Farmington, CT: Patients who use cannabis immediately following shoulder surgery are less likely to consume prescription opioids as compared to those who do not, according to data published in the journal Orthopedics

Researchers affiliated with the University of Connecticut’s Department of Orthopedic Surgery compared opioid use patterns during the three days immediately following shoulder surgery in a cohort of more than 67,000 patients.

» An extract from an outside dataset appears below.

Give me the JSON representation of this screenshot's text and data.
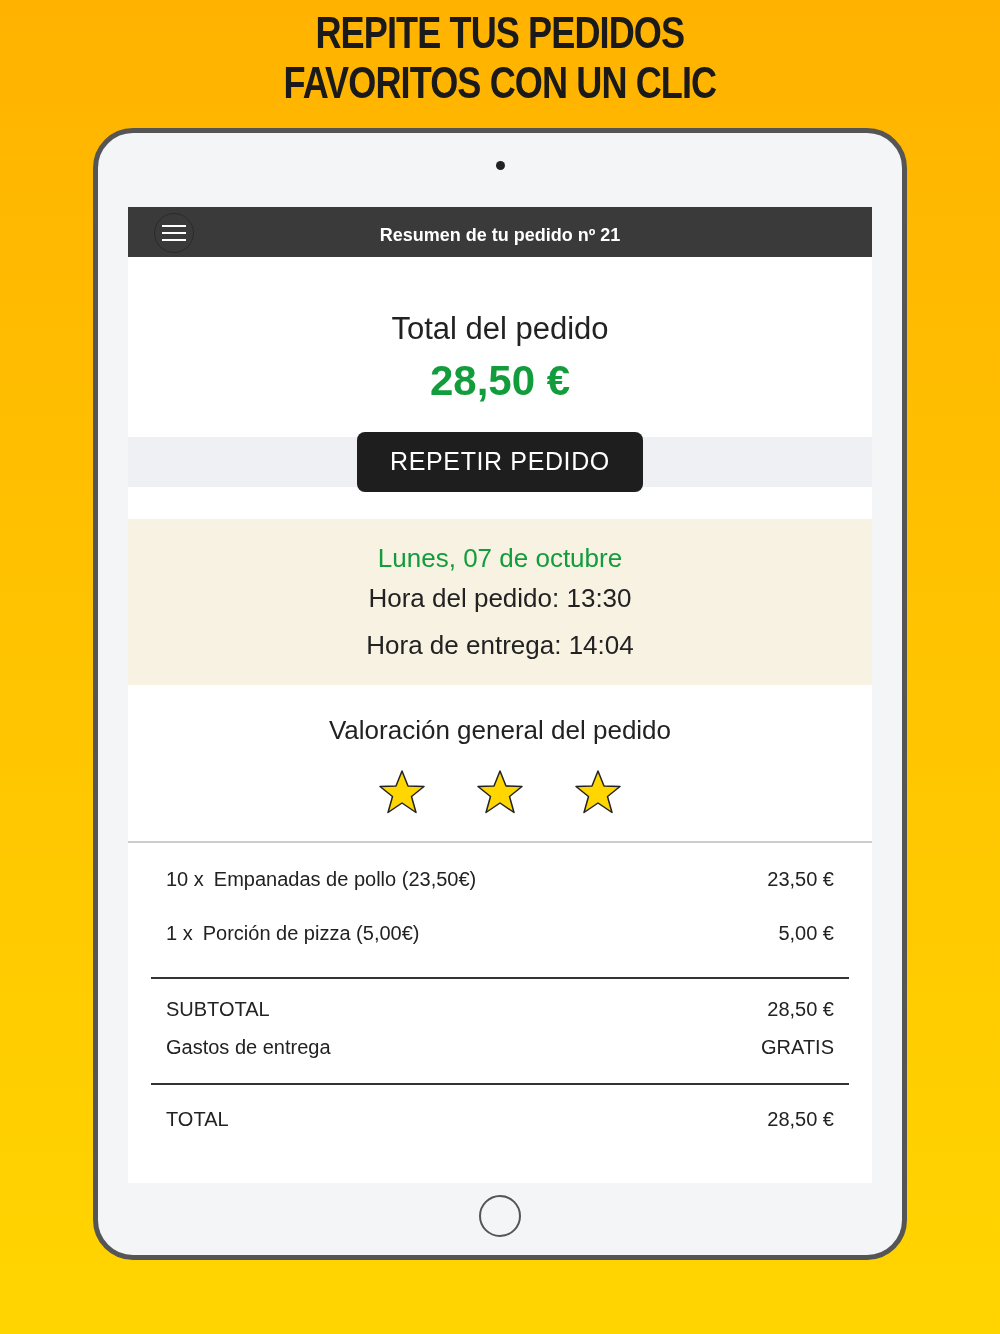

They concluded: “Patients in the cannabis group filled fewer opioid prescriptions and were prescribed fewer total MMEs [morphine milligram equivalents] in the first three days postoperatively. Results of this study indicate that patients who use cannabis products may use fewer opioids after proximal humerus open reduction and internal fixation.”

The study’s findings are consistent with those of other case-control studies reporting reduced opioid use among cannabis consumers following neck fusion surgery, wrist surgery, hip surgery, and knee surgery.

Full text of the study, “Cannabis use is associated with fewer filled opioid prescriptions after treatment of proximal humerus fractures,” appears in Orthopedics. Additional information on the opioid-sparing effects of cannabis is available from the NORML Fact Sheet, “Relationship Between Marijuana and Opioids.”